Skills That Matter in a World Awash in Data

animal-197161Original content found on

There is a paradox put forth by the French philosopher Jean Buridan which is commonly referred to as Buridan’s Ass. One interpretation goes something like this: Take a donkey and stake it equidistant between two identical piles of hay. Since the donkey is incapable of rational choice and the piles of hay are indistinguishable, the donkey will die of hunger. Of course, in the real world, we all presume the donkey would somehow “pick” a pile. We accept these situations all around us: fish seem to “choose” a direction to swim, birds of the same species seem to “decide” whether or not to migrate, and data seems to “suggest” things that we wish to prove.

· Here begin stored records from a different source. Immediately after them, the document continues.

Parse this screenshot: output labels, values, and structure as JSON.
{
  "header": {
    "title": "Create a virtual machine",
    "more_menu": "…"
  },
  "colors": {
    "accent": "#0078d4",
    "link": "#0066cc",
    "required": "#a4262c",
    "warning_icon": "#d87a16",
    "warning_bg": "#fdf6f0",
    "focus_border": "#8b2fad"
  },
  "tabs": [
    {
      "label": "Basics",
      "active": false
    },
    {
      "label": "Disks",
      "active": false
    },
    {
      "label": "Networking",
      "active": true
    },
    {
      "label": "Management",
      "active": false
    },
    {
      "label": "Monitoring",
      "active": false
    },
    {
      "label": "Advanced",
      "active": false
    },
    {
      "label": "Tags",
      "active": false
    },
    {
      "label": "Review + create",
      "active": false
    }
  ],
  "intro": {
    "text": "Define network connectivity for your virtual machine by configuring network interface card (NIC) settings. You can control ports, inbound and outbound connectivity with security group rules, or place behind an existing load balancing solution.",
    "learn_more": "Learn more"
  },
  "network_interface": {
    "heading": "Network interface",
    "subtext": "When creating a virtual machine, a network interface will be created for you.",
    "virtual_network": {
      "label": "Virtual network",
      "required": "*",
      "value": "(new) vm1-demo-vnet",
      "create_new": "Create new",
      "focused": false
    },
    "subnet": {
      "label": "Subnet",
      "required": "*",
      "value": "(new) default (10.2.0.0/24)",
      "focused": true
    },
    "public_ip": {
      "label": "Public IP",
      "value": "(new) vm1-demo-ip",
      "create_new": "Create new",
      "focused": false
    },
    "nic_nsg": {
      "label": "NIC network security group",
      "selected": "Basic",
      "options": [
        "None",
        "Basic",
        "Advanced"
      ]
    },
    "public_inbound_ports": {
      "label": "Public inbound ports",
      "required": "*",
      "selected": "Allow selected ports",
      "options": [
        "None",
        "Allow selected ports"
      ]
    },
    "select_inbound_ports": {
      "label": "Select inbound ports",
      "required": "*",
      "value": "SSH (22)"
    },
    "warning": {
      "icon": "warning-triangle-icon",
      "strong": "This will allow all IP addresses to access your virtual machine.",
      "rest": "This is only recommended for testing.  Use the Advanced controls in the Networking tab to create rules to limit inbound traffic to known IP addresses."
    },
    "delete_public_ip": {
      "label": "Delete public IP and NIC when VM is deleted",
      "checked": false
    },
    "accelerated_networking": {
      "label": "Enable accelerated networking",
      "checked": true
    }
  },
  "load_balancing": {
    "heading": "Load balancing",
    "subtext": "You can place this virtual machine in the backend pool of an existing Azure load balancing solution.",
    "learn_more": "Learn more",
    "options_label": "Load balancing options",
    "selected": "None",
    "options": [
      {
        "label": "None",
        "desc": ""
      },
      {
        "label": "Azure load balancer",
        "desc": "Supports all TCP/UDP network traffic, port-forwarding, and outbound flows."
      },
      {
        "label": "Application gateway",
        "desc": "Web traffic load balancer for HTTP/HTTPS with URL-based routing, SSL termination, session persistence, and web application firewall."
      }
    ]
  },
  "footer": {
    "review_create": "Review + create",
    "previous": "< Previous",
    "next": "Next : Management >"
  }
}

Which of these is not like the others? The answer is the data. Data has no ability to “act” on its own. We can use it or not, and it simply doesn’t care. The choice is entirely ours. The challenge is how we decide rationally what data to use and how to use it, when we have enough data, and when we have the “right” data. Making the wrong choice has serious consequences. Making the right choice can lead to enormous advantage.

Let’s look at the facts. We know that we are living in a world awash in data. Every day, we produce more data than the previous day, and at a rate which is arguably impossible to measure or model because we have lost the ability to see the boundaries. Data is not only created in places we can easily “see” such as the Internet, or on corporate servers. It is created in devices, it is created in the cloud, it is created in streams that may or may not be captured and stored, and it is created in places intentionally engineered to be difficult or impossible to perceive without special tools or privileges. Things are now talking to other things and producing data that only those things can see or use. There is no defendable premise that we can simply scale our approach to data from ten years ago to address the dynamic nature of data today.

This deluge of data is resulting in three inconvenient truths:

  1. Organizations are struggling to make use of the data already in hand, even as the amount of “discoverable” data increases at unprecedented rates.
  2. The data which can be brought to bear on a business problem is effectively unbounded, yet the requirements of governance and regulatory compliance make it increasingly difficult to experiment with new types of data.
  3. The skills we need to understand new data never before seen are extremely nuanced, and very different than those which have led to success so far.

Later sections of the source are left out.